We have alluded to her fondness for history. She was not less addicted to voyages and travels—to any reading, in fact, which satisfied her love of adventure. She would envy at times the condition of a postilion, and the sight of a travelling carriage would set her dreaming for hours.

She was fourteen years old before she would consent to wear petticoats. About the same time her parents placed her education in charge of a young professor, who, recognizing the high qualities of her ill-regulated character, set himself to work to develop and mature them. He was so devoted to his pupil, that she on her part became anxious to anticipate his wishes, and never felt so happy as when he was satisfied with her efforts. In truth it was the old story of Hymen and Iphigenia reversed. Her wayward and wilful nature was subdued by the influence of love; and at the cost of not a few tears, she renounced her childish caprices in order to please him, and occupied herself with the pursuits she had previously regarded so contemptuously. She took up even the most thoroughly feminine avocations, and learned to sew, and knit, and cook. Meanwhile, she was wholly ignorant of the nature of the feeling which had transformed the romp into a discreet and retiring maiden, until, at the age of seventeen, an unexpected incident awakened her to it. A Greek merchant sought her hand; her parents refused him on the score of her youth. "Hitherto," she writes, "I had had no presentiment of the violent passion which can make one either the happiest or unhappiest of women. When my mother informed me of the proposal, and I learned that I was destined to love one man and belong to him only, the impressions I had until then all unconsciously experienced, assumed a definite form, and I discovered that I could love no person except the guide of my youth." As he was not less passionately attached to her, he hastened to make a proposal, to which her parents objected on the ground of his want of fortune. The young girl openly avowed that she would never marry any other, and adhered tenaciously to her opposition. But after a while the young man felt it to be his duty to respect the decision of her parents, and his correspondence with his pupil ceased. The little romance, according to Madame Ida Pfeiffer, ended as follows:—

"Three long years passed without our meeting, and without any change taking place in my feelings. One day, when I was out walking with a friend of my mother, I accidentally met my old master; both of us involuntarily halted, but for a long time we could not speak. At length he contrived to subdue his emotions. As for myself, I was too much disturbed to be able to utter a word; I felt as if I should swoon, and returned home hastily. Two days afterwards I was seized with a fever, which at first the doctors thought would prove mortal."

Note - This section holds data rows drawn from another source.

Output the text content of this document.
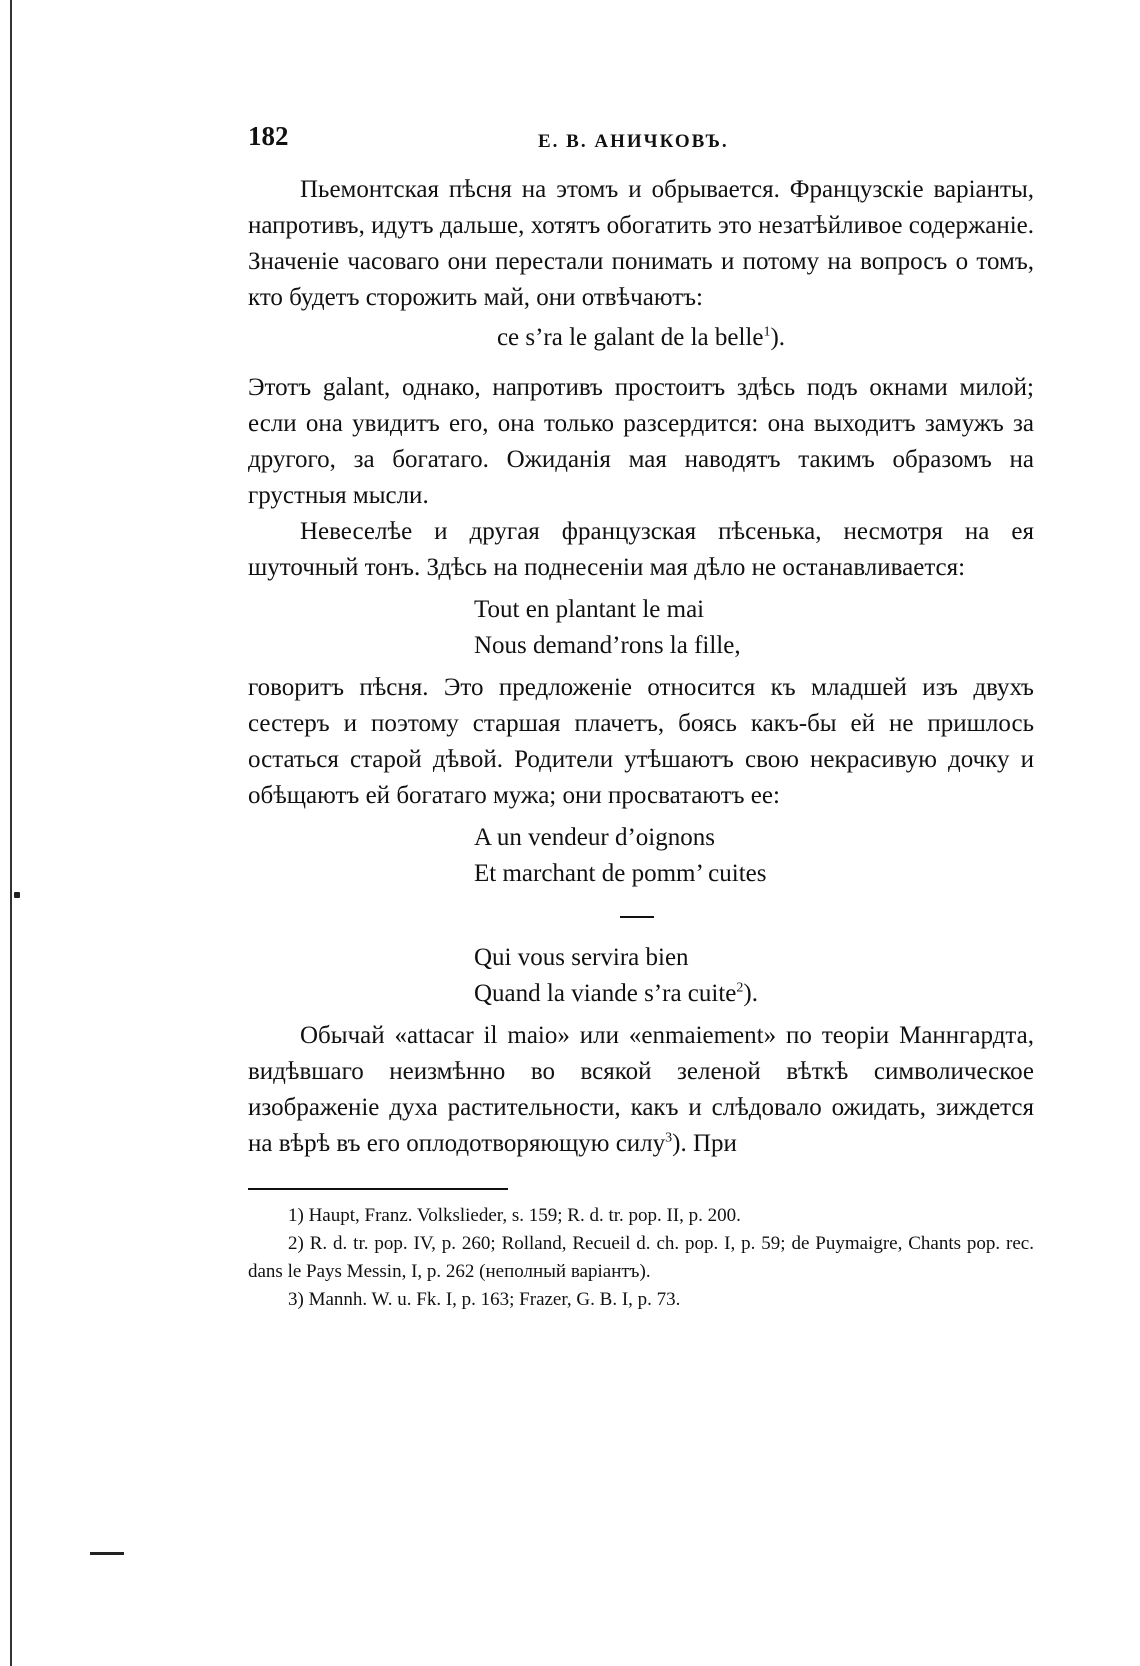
182	Е. В. АНИЧКОВЪ.

Пьемонтская пѣсня на этомъ и обрывается. Французскіе варіанты, напротивъ, идутъ дальше, хотятъ обогатить это незатѣйливое содержаніе. Значеніе часоваго они перестали понимать и потому на вопросъ о томъ, кто будетъ сторожить май, они отвѣчаютъ:

ce s’ra le galant de la belle$^1$).

Этотъ galant, однако, напротивъ простоитъ здѣсь подъ окнами милой; если она увидитъ его, она только разсердится: она выходитъ замужъ за другого, за богатаго. Ожиданія мая наводятъ такимъ образомъ на грустныя мысли.

Невеселѣе и другая французская пѣсенька, несмотря на ея шуточный тонъ. Здѣсь на поднесеніи мая дѣло не останавливается:

Tout en plantant le mai
Nous demand’rons la fille,

говоритъ пѣсня. Это предложеніе относится къ младшей изъ двухъ сестеръ и поэтому старшая плачетъ, боясь какъ-бы ей не пришлось остаться старой дѣвой. Родители утѣшаютъ свою некрасивую дочку и обѣщаютъ ей богатаго мужа; они просватаютъ ее:

A un vendeur d’oignons
Et marchant de pomm’ cuites
Qui vous servira bien
Quand la viande s’ra cuite$^2$).

Обычай «attacar il maio» или «enmaiement» по теоріи Маннгардта, видѣвшаго неизмѣнно во всякой зеленой вѣткѣ символическое изображеніе духа растительности, какъ и слѣдовало ожидать, зиждется на вѣрѣ въ его оплодотворяющую силу$^3$). При

1) Haupt, Franz. Volkslieder, s. 159; R. d. tr. pop. II, p. 200.

2) R. d. tr. pop. IV, p. 260; Rolland, Recueil d. ch. pop. I, p. 59; de Puymaigre, Chants pop. rec. dans le Pays Messin, I, p. 262 (неполный варіантъ).

3) Mannh. W. u. Fk. I, p. 163; Frazer, G. B. I, p. 73.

Her strong constitution carried her through it. On her recovery, in her burning impatience to escape from the parental roof, she declared she would accept the first person who sought her hand, provided he was a man of a certain age; by this proviso wishing her lover to understand that her marriage was wholly due to constraint. An advocate of some repute, a Herr Pfeiffer, proposed and was accepted. This was in 1820.

A marriage made under such conditions could hardly prove a happy one. Her husband was unworthy of her. He treated her harshly, and he wasted the fortune she brought him. But for the sake of her two sons, Oscar and Alfred, she endured the miseries of her position as long as she was able, and devoted herself with assiduous self-sacrifice to their education. Meanwhile, the prosaic character of her daily life she knew how to relieve by privately indulging in dreams of travel, of adventure in far lands, and exploration in isles beyond the sunset. On the occasion of an excursion to Trieste, the sight of the sea revived in her all the old passionate longing, and the visions of her childhood became the fixed resolves and convictions of her womanhood.